At its October meeting, the Committee for Medicinal Products for Veterinary Use (CVMP) of the European Medicines Agency (EMA) recommended the granting of a marketing authorization in the European Union (EU) for VarroMed (oxalic acid dihydrate / formic acid). This antiparasitic medicine treats the Varroa mite infestation in honey-bee colonies, which is considered to be the most significant parasitic health concern affecting honey bees worldwide.
Honey bees are essential for pollination of crops and wild plants in Europe. The European Commission estimates that pollinators, including honey bees, bumble bees and wild bees, contribute at least 22 billion euros each year to European agriculture and pollinate over 80% of crops and wild plants on the continent.
However, beekeepers around the world have reported losses of honey-bee colonies, which are considered to be caused by a combination of different factors such as habitat loss, climate change, pesticide use, and also diseases affecting bee health. A continued decline of these pollinators could lead to serious biological, agricultural, environmental and economic difficulties.
The main parasite affecting honey bees is the Varroa mite (Varroa destructor), an invasive species from Asia that has affected bee colonies worldwide. The Varroa mite feeds on the circulatory fluid of bees and brood (bee larvae) and can also contribute to the spread of viruses and bacteria.
VarroMed is intended to kill Varroa mites and is a liquid which is trickled onto bees in the hive. It contains as active substance a fixed combination of two organic acids, oxalic acid dihydrate and formic acid. Both substances have been known in veterinary medicine for a long time and are either naturally present in foods or accepted for use in foods. The medicine is not expected to pose a risk to human or animal health or the environment, if used according to the product information.
VarroMed is intended to be used as part of an integrated Varroa control programme, which includes not only treatment with medicines but also non-chemical techniques like queen trapping or drone brood removal. It can be used either as a single-dose treatment during the broodless period (winter treatment) or in the presence of brood (spring or autumn), which will usually require repeated treatments.
Treatment should only be given at times when honey is not produced by bees.

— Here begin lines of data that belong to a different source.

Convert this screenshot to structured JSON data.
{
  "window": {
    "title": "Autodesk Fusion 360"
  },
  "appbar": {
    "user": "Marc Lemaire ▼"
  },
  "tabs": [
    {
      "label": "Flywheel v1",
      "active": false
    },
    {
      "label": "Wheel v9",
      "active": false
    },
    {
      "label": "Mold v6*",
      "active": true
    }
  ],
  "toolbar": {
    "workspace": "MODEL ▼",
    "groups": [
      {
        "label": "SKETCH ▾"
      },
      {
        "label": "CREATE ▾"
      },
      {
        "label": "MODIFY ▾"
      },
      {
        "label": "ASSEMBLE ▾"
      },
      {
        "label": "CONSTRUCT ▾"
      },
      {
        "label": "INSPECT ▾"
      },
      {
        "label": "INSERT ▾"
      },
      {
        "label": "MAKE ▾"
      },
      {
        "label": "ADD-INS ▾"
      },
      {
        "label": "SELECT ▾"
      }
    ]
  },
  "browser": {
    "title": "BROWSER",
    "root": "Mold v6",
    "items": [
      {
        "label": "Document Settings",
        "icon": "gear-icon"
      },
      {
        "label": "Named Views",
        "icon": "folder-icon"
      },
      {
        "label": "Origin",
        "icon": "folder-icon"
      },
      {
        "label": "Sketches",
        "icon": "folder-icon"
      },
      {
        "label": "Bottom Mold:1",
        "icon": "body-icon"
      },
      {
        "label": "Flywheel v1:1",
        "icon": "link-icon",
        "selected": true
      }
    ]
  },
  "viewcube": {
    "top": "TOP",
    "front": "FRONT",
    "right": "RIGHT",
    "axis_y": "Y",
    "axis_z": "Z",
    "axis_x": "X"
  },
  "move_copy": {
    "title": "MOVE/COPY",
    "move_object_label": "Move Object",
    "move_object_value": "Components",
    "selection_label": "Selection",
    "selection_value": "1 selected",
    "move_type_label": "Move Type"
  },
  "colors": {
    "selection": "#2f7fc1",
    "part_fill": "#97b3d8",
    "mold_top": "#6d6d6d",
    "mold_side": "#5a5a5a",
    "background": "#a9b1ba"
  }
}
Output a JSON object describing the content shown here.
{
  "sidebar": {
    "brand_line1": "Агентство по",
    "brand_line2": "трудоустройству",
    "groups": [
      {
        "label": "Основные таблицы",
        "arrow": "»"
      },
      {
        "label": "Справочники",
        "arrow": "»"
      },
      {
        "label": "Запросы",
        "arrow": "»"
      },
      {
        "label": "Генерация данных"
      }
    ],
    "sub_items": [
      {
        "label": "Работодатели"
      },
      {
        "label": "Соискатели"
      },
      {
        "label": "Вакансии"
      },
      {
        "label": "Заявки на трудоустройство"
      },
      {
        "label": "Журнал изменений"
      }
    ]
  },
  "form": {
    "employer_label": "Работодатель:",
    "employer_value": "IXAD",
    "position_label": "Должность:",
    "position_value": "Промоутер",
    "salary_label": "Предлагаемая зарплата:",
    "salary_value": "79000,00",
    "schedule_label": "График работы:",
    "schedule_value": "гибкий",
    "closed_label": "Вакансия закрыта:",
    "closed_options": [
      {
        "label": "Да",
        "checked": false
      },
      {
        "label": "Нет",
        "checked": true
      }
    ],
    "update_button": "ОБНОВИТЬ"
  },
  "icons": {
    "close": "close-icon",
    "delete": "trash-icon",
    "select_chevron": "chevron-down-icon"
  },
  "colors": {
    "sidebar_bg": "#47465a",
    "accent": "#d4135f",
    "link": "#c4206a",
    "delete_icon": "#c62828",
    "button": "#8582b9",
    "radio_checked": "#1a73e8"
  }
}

The effectiveness and safety of the product in the protection of honey bees against Varroa mites was tested in laboratory and field studies in different European climate conditions. VarroMed was effective in killing more than 80% of mites, which is below the effectiveness level of 90% recommended by the CVMP Varroa guideline. However, CVMP agreed that a lower level of 80% could be accepted when integrated Varroa control techniques are put in place. Repeated treatment of VarroMed might also result in increased bee mortality, and careful dosing is recommended to avoid overdosing.

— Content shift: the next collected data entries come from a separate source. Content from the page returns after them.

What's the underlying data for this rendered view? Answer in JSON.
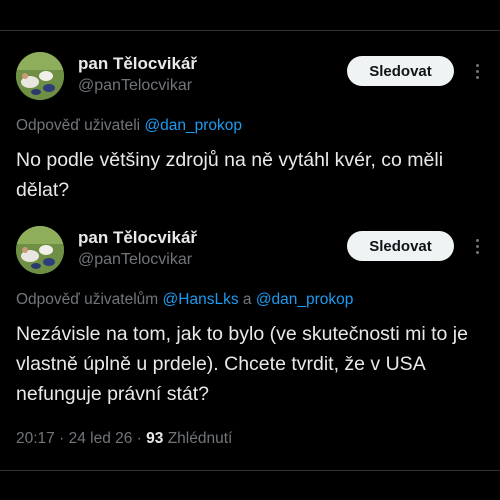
{
  "tweets": [
    {
      "author_name": "pan Tělocvikář",
      "author_handle": "@panTelocvikar",
      "follow_label": "Sledovat",
      "reply_prefix": "Odpověď uživateli ",
      "reply_mention_1": "@dan_prokop",
      "text": "No podle většiny zdrojů na ně vytáhl kvér, co měli dělat?"
    },
    {
      "author_name": "pan Tělocvikář",
      "author_handle": "@panTelocvikar",
      "follow_label": "Sledovat",
      "reply_prefix": "Odpověď uživatelům ",
      "reply_mention_1": "@HansLks",
      "reply_joiner": " a ",
      "reply_mention_2": "@dan_prokop",
      "text": "Nezávisle na tom, jak to bylo (ve skutečnosti mi to je vlastně úplně u prdele). Chcete tvrdit, že v USA nefunguje právní stát?",
      "time": "20:17",
      "separator_1": " · ",
      "date": "24 led 26",
      "separator_2": " · ",
      "views_count": "93",
      "views_label": " Zhlédnutí"
    }
  ],
  "colors": {
    "background": "#000000",
    "text_primary": "#e7e9ea",
    "text_secondary": "#71767b",
    "link": "#1d9bf0",
    "divider": "#2f3336",
    "follow_bg": "#eff3f4"
  },
  "icons": {
    "more": "more-options-icon"
  }
}
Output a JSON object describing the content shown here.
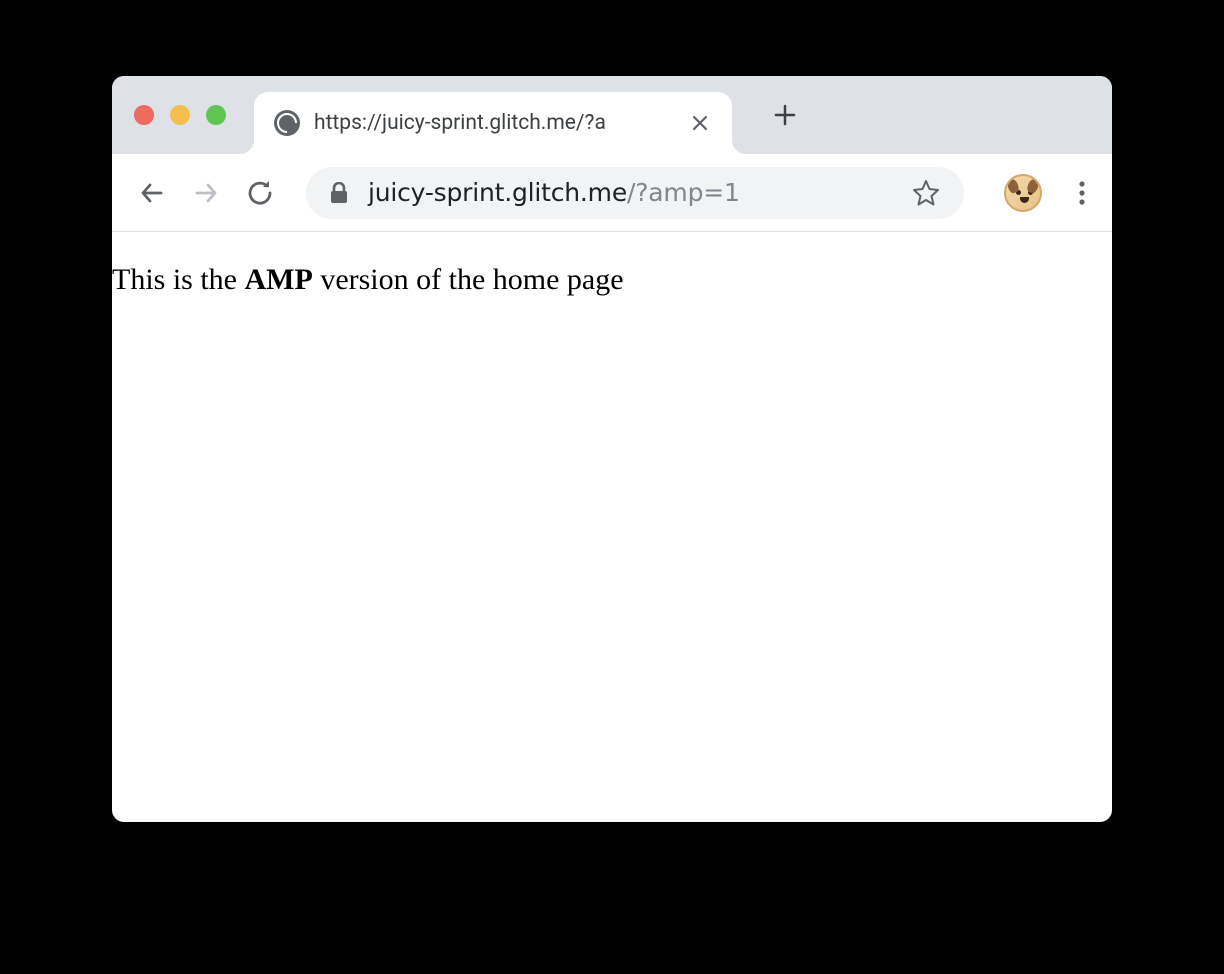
{
  "tab": {
    "title": "https://juicy-sprint.glitch.me/?a"
  },
  "address": {
    "host": "juicy-sprint.glitch.me",
    "query": "/?amp=1"
  },
  "page": {
    "text_before": "This is the ",
    "text_bold": "AMP",
    "text_after": " version of the home page"
  }
}
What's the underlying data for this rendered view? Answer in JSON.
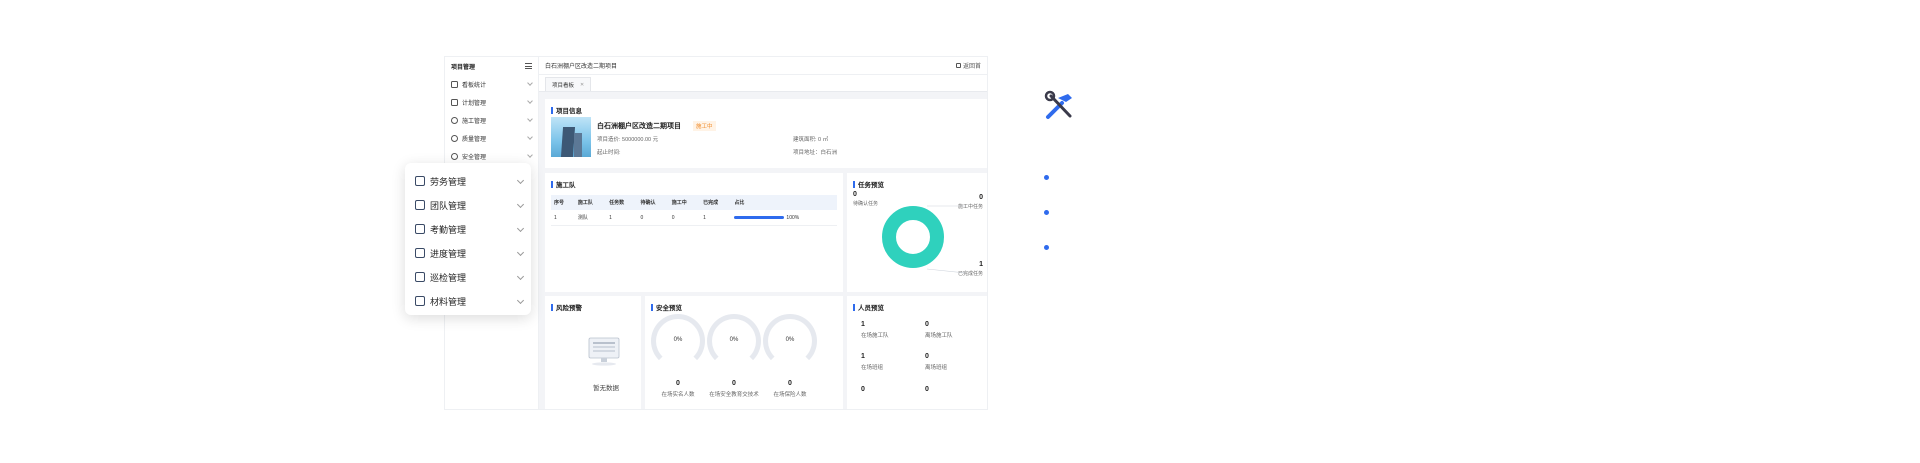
{
  "sidebar": {
    "title": "项目管理",
    "items": [
      {
        "label": "看板统计",
        "icon": "dashboard-icon"
      },
      {
        "label": "计划管理",
        "icon": "plan-icon"
      },
      {
        "label": "施工管理",
        "icon": "construction-icon"
      },
      {
        "label": "质量管理",
        "icon": "quality-icon"
      },
      {
        "label": "安全管理",
        "icon": "safety-icon"
      }
    ]
  },
  "header": {
    "project_title": "白石洲棚户区改造二期项目",
    "back_label": "返回首"
  },
  "tabs": [
    {
      "label": "项目看板"
    }
  ],
  "project_info": {
    "title": "项目信息",
    "name": "白石洲棚户区改造二期项目",
    "status": "施工中",
    "cost": "项目造价: 5000000.00 元",
    "area": "建筑面积: 0 ㎡",
    "period": "起止时间:",
    "address": "项目地址：白石洲"
  },
  "team": {
    "title": "施工队",
    "columns": [
      "序号",
      "施工队",
      "任务数",
      "待确认",
      "施工中",
      "已完成",
      "占比"
    ],
    "rows": [
      {
        "no": "1",
        "name": "测队",
        "tasks": "1",
        "pending": "0",
        "ongoing": "0",
        "done": "1",
        "ratio": "100%",
        "ratio_value": 1.0
      }
    ]
  },
  "task_overview": {
    "title": "任务预览",
    "pending_num": "0",
    "pending_label": "待确认任务",
    "ongoing_num": "0",
    "ongoing_label": "施工中任务",
    "done_num": "1",
    "done_label": "已完成任务",
    "donut_color": "#2fd1bd"
  },
  "risk": {
    "title": "风险预警",
    "empty_text": "暂无数据"
  },
  "safety": {
    "title": "安全预览",
    "gauges": [
      {
        "value": "0%",
        "num": "0",
        "label": "在场实名人数"
      },
      {
        "value": "0%",
        "num": "0",
        "label": "在场安全教育交技术"
      },
      {
        "value": "0%",
        "num": "0",
        "label": "在场保险人数"
      }
    ]
  },
  "staff": {
    "title": "人员预览",
    "items": [
      {
        "num": "1",
        "label": "在场施工队"
      },
      {
        "num": "0",
        "label": "离场施工队"
      },
      {
        "num": "1",
        "label": "在场班组"
      },
      {
        "num": "0",
        "label": "离场班组"
      },
      {
        "num": "0",
        "label": ""
      },
      {
        "num": "0",
        "label": ""
      }
    ]
  },
  "popup_menu": {
    "items": [
      {
        "label": "劳务管理",
        "icon": "labor-icon"
      },
      {
        "label": "团队管理",
        "icon": "team-icon"
      },
      {
        "label": "考勤管理",
        "icon": "calendar-icon"
      },
      {
        "label": "进度管理",
        "icon": "progress-icon"
      },
      {
        "label": "巡检管理",
        "icon": "inspection-icon"
      },
      {
        "label": "材料管理",
        "icon": "material-icon"
      }
    ]
  },
  "accent_color": "#2f6bed"
}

The medicine has been classified as MUMS (minor use minor species/limited market), and, therefore, reduced data requirements apply, and these have been considered in the assessment. EMA’s MUMS policy aims to stimulate the development of new veterinary medicines for minor species and for diseases in major species for which the market is limited and that would otherwise not be developed under current market conditions.
The CVMP opinion will now be sent to the European Commission for the adoption of a decision on an EU-wide marketing authorization.